Delayed manifestations most commonly occur 2 to 3 days after the inciting event and consist of signs and symptoms of local or significantly advanced infection. Any indication of infection or joint space or tendon sheath involvement should prompt referral to a hand surgeon for irrigation and débridement. The timing of initiation of intravenous antibiotics should be determined in consultation with the hand surgeon, who may wish to delay antibiotic treatment until after tissue for culture has been obtained intraoperatively. Antimicrobial therapy should cover common pathogens found in the human oral and skin flora, including aerobic and anaerobic pathogens. Staphylococcus aureus is the most common pathogen, followed by Streptococcus species, Corynebacterium species, and Eikenella corrodens.9

If the signs and symptoms are acute with no indication of fracture, joint space involvement, or extensor tendon injury, antibiotic therapy and local wound care are sufficient. In this nonoperative patient group, wounds should be treated with high-volume irrigation, and they should be left open to heal by secondary intention. The injured hand should be splinted in the position of function, and the patient should be instructed to elevate the affected limb and to return if any evidence of infection is seen.

Prophylactic antibiotics for clenched-fist bite wounds should be initiated for all but the most superficial injuries. Recommended regimens include amoxicillin–clavulanic acid, a combination of penicillin and dicloxacillin, and a combination of penicillin and a first-generation cephalosporin.9

High-Pressure Injection Injuries

High-pressure injection injuries occur when substances such as paint, oil, grease, solvents, and water are sprayed under high pressure. These substances can penetrate deeply into the soft tissues of the hand and cause inflammation, infection, fibrosis, and severe disability. In one series the rate of amputation approximated 50%, and when patients are initially seen more than 6 hours after the injury, amputations are the rule rather than the exception.10,11 Even a small puncture wound with a history of high-pressure injection should be considered a high-priority emergency.
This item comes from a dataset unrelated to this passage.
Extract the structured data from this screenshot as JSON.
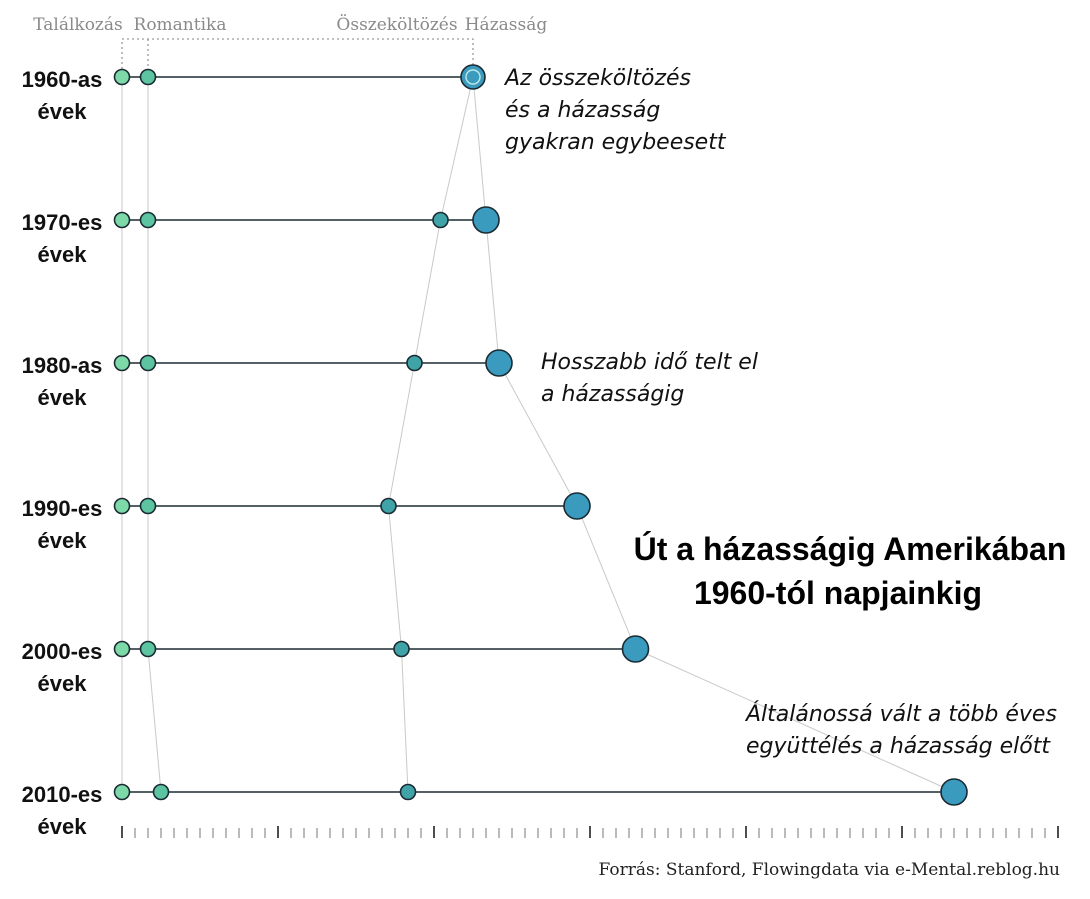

Historical information, including time since the injury, the material injected, the amount injected, the temperature of the material, and the velocity and pressure of the injection may be helpful in determining the prognosis. For example, the amputation rate is considerably lower with grease injection than with injection of paint or solvent-based material. Thinner and less viscous material is more apt to lead to amputation because of easier spread and a subsequently larger extent of injury.

Plain film radiographs should be obtained to look for subcutaneous air and radiopaque material. The hand should be elevated and maintained in a position of comfort. Parenteral analgesics are often required. Infiltration of anesthetics directly into the area of injury may worsen local inflammation and is therefore contraindicated. All these injuries require immediate consultation with a hand surgeon. Even though several authors recommend prophylactic antibiotics and some suggest systemic corticosteroids to decrease inflammation, few data support either recommendation.

Treatment

Although individual hand and wrist injuries require specific treatment, several generalizable steps should be taken to optimize management in the ED.

Follow-Up, Next Steps in Care, and Patient Education

The vast majority of hand injuries are amenable to outpatient follow-up. Care pathways should be established between the ED and hand surgeons to ensure that patients are not lost to follow-up when follow-up is vital. A relatively small subset of acute hand injuries will require immediate operative repair (e.g., vascular injuries with compromised perfusion, major crush injuries, amputations) or washout in the operating room (e.g., open fractures and joint injuries, grossly contaminated soft tissue injuries, high-pressure injection injuries, bite wounds at high risk for infection). When in doubt, the EP should not hesitate to obtain phone consultation or call a colleague to the bedside.